No insight myself, but would trust you you know what you are doing here :) and it also matches what I just read on https://reproducible-builds.org/docs/archives/

This revision is now accepted and ready to land.Jan 12 2020, 11:28 AM
This revision was automatically updated to reflect the committed changes.

No insight myself, but would trust you you know what you are doing here :) and it also matches what I just read on https://reproducible-builds.org/docs/archives/

Thanks! I have to admit, I'm not a huge expert either. I noticed that we're still not reproducible on openSUSE and wrote to @bmwiedemann. He then added the remarks about Pax headers to that page.

This should work fine with a producer GNU-tar >= 1.28 , but what will be the consumer of the tar file?

Asking because I remember the case of alpine Linux and its 'abuild' producer. Alpine package manager implemented its own tar and that would only be happy with

--pax-option=exthdr.name=%d/PaxHeaders/%f,atime:=0,ctime:=0

The other thing is about POSIXLY_CORRECT - it is only considered in recent tar git (no releases last time I checked) and only for embedding the PID of the tar process. So I would just not mention it in the commit message to make it easier to understand:

GNU tar will add ctime, atime and the PID
of the tar process that created the archive

...

This should work fine with a producer GNU-tar >= 1.28

We use the option only when SOURCE_DATE_EPOCH is set, and we assume that a recent enough tar is available then. Basically we say that if reproducible builds are desired, the proper tools should be available.

what will be the consumer of the tar file?

Not sure I understand this question. The archive is created as part of the build process and then installed, on most Linux distributions into /usr/share/kdevappwizard/templates.

Asking because I remember the case of alpine Linux and its 'abuild' producer. Alpine package manager implemented its own tar and that would only be happy with

--pax-option=exthdr.name=%d/PaxHeaders/%f,atime:=0,ctime:=0

Does this mean it won't be happy with delete=atime,delete=ctime? And what does it mean that the package manager has its own tar, is this is a different tar than is used in the distribution itself?

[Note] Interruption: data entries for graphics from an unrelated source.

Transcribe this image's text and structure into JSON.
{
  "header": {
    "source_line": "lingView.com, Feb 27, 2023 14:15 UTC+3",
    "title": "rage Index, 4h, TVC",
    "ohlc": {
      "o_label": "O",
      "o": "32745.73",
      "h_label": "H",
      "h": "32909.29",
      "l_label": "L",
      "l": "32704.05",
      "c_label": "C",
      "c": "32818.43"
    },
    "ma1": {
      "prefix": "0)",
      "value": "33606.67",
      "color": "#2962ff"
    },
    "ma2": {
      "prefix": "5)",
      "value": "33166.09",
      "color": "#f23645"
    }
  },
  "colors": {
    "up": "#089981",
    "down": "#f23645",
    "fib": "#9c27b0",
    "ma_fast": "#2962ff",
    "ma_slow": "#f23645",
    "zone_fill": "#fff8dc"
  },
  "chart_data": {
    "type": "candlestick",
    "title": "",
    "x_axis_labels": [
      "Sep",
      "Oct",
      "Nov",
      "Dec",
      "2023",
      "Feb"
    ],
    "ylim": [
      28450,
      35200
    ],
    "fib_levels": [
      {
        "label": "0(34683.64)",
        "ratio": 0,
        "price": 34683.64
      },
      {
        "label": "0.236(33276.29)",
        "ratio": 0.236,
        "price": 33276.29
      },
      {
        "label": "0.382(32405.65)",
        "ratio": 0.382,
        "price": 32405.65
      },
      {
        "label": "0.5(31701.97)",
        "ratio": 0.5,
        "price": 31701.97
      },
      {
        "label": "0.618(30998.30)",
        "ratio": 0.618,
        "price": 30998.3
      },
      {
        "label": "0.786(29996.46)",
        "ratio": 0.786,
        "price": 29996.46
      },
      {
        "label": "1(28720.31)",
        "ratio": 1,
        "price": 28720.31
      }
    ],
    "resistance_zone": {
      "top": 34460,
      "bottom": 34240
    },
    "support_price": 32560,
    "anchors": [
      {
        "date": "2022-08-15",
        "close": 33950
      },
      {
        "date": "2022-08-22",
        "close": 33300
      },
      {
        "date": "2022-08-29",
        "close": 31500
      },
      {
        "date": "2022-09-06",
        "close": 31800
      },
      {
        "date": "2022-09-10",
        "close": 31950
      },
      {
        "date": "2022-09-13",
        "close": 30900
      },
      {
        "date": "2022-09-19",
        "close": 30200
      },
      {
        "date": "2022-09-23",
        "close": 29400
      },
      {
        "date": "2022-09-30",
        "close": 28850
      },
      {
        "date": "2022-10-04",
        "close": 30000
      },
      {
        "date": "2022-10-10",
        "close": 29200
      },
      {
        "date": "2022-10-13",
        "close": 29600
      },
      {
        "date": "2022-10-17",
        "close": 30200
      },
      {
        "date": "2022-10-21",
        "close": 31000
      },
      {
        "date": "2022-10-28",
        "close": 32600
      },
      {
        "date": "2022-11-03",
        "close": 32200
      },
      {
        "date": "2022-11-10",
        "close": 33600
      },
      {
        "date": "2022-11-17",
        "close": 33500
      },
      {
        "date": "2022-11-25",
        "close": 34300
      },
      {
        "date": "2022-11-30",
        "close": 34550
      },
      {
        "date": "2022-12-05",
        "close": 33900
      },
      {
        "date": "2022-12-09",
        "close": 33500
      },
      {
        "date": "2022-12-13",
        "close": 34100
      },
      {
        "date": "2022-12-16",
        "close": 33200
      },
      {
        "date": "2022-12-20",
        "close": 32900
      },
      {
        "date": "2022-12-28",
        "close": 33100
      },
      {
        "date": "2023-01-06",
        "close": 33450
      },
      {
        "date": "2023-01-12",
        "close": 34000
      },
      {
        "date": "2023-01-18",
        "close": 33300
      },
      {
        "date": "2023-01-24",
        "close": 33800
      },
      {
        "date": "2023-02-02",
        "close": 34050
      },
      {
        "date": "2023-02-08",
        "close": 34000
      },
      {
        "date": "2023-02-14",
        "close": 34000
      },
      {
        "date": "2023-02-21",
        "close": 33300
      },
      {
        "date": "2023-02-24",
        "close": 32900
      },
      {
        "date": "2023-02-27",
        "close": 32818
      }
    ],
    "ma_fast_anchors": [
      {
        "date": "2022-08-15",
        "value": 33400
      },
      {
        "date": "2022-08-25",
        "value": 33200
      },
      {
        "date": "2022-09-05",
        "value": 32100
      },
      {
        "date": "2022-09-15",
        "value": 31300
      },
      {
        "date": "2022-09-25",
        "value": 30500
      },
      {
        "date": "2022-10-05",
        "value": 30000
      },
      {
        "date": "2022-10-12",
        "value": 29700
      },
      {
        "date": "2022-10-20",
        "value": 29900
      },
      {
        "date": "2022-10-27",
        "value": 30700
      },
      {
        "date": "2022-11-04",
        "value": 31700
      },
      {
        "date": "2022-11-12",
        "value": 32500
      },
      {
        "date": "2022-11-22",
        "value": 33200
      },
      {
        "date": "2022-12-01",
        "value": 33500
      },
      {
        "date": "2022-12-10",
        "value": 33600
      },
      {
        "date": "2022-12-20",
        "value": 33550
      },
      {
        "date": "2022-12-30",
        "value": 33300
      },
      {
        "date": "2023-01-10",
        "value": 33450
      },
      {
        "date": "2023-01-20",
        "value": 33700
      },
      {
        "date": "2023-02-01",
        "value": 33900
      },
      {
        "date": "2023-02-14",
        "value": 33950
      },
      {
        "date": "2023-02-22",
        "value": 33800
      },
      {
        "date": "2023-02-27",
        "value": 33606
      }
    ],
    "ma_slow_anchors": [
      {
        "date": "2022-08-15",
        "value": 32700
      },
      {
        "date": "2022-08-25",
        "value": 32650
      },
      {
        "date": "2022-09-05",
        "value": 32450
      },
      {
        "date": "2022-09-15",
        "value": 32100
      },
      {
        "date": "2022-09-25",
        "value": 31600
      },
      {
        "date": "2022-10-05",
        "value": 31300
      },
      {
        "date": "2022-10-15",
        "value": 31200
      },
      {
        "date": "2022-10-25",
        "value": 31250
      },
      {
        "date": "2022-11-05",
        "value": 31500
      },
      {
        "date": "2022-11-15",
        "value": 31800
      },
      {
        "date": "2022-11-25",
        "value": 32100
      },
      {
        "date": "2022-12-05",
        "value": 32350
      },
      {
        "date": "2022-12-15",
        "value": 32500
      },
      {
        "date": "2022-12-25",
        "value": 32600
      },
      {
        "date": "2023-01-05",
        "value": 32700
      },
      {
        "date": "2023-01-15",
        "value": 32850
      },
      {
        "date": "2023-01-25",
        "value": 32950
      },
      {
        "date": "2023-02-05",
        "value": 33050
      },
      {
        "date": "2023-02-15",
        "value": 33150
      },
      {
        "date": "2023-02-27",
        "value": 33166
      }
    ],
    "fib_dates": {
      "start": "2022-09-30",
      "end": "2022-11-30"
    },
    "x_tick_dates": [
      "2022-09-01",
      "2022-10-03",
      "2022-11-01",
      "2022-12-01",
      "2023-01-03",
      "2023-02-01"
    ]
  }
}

The other thing is about POSIXLY_CORRECT - it is only considered in recent tar git (no releases last time I checked) and only for embedding the PID of the tar process. So I would just not mention it in the commit message to make it easier to understand:

The change is already committed, so I can't change the message anymore. I didn't know you were here, otherwise I would have added you earlier as reviewer.